If there was one quantifiable fact from the loss to the Magic, it’s that last point. For every time Murray fell, he got back up. After what happened 12 months ago, that means a lot.
A few more notes . . .
- Forbes isn’t playing like a guy who’s ready to give up minutes — or a starting spot, for that matter — in this loaded guard rotation. His jumper looks as reliable as ever, and his ability to knock shots down off the catch or pulling up around a screen makes him an invaluable possession-saver. He made 5 of 6 three-point attempts, one of which was a 4-point play, and showed off his athleticism with a two-handed dunk in transition.
- The Spurs’ starters were Murray, Forbes, Walker (taking the place of late scratch DeRozan), Aldridge and Poeltl. If I was to ascribe meaning to this, I would note that Murray and Aldridge’s minutes overlapped a lot (a decent sign that Murray will return to his role as starter), and that the Magic play big (which could’ve played into Poeltl starting).
- Lonnie Walker, tasked with guarding the larger Aaron Gordon for much of his time on the floor, had to find his moments while sharing the floor with other more ball-dominant guards. There was at least one instance of him forcing things and turning the ball over on a drive, but he played within himself for the most part. Highlights included a nice dish to Jakob Poeltl in transition and a basket scored on a quick attack of a close-out and finish off the glass over Nikola Vucevic.
- After the game, Murray said he thanked the Spurs training staff for all the work they did in getting him back on the floor.
- White and rookie Keldon Johnson both had cold nights from the field.

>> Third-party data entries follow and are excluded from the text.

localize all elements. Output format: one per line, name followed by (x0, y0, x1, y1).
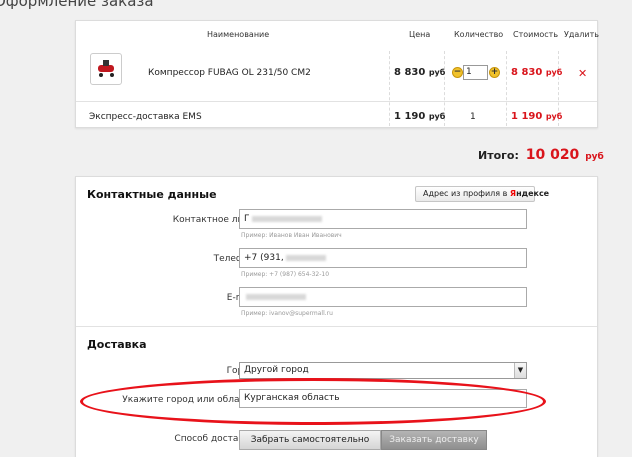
phone-hint: Пример: +7 (987) 654-32-10 (241, 271, 330, 278)
total-value: 10 020 (525, 147, 580, 163)
order-table: Наименование Цена Количество Стоимость У… (75, 20, 599, 128)
header-price: Цена (409, 30, 431, 39)
product-price: 8 830 руб (394, 67, 446, 78)
total-currency: руб (585, 152, 604, 162)
qty-input[interactable]: 1 (463, 65, 488, 80)
shipping-price: 1 190 руб (394, 111, 446, 122)
region-label: Укажите город или область (122, 395, 255, 405)
order-total: Итого: 10 020 руб (478, 147, 604, 163)
contact-person-hint: Пример: Иванов Иван Иванович (241, 232, 342, 239)
email-hint: Пример: ivanov@supermall.ru (241, 310, 333, 317)
email-input[interactable] (239, 287, 527, 307)
column-divider (506, 51, 507, 126)
page-title: Оформление заказа (0, 0, 154, 10)
phone-input[interactable]: +7 (931, (239, 248, 527, 268)
total-label: Итого: (478, 149, 519, 162)
product-cost: 8 830 руб (511, 67, 563, 78)
compressor-icon (98, 60, 114, 77)
delete-icon[interactable]: ✕ (578, 67, 587, 80)
header-delete: Удалить (564, 30, 599, 39)
checkout-form: Контактные данные Адрес из профиля в Янд… (75, 176, 598, 457)
column-divider (389, 51, 390, 126)
city-select[interactable]: Другой город ▼ (239, 362, 527, 379)
qty-minus-button[interactable]: − (452, 67, 463, 78)
yandex-logo: Яндексе (509, 189, 550, 198)
order-delivery-button[interactable]: Заказать доставку (381, 430, 487, 450)
qty-plus-button[interactable]: + (489, 67, 500, 78)
yandex-address-button[interactable]: Адрес из профиля в Яндексе (415, 186, 549, 202)
redacted-text (251, 215, 322, 222)
redacted-text (246, 293, 306, 300)
section-divider (76, 326, 597, 327)
contact-section-title: Контактные данные (87, 188, 217, 201)
shipping-name: Экспресс-доставка EMS (89, 112, 202, 122)
region-input[interactable]: Курганская область (239, 389, 527, 408)
product-thumbnail[interactable] (90, 53, 122, 85)
row-divider (76, 101, 597, 102)
header-cost: Стоимость (513, 30, 559, 39)
shipping-cost: 1 190 руб (511, 111, 563, 122)
header-name: Наименование (207, 30, 270, 39)
contact-person-input[interactable]: Г (239, 209, 527, 229)
redacted-text (285, 254, 326, 261)
chevron-down-icon[interactable]: ▼ (514, 363, 526, 378)
header-qty: Количество (454, 30, 504, 39)
product-name-link[interactable]: Компрессор FUBAG OL 231/50 CM2 (148, 68, 311, 78)
shipping-qty: 1 (470, 112, 476, 122)
pickup-button[interactable]: Забрать самостоятельно (239, 430, 381, 450)
delivery-section-title: Доставка (87, 338, 147, 351)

White’s misses largely came on midrangers while probing the defense, while Johnson got a little closer to the rim but struggled finishing through contact.
- DeMar DeRozan, Patty Mills, Marco Belinelli, Trey Lyles and DeMarre Carroll were all healthy scratches, and Luka Samanic only saw the floor in garbage time. Expect new configurations of resting/featured players in the remaining preseason games.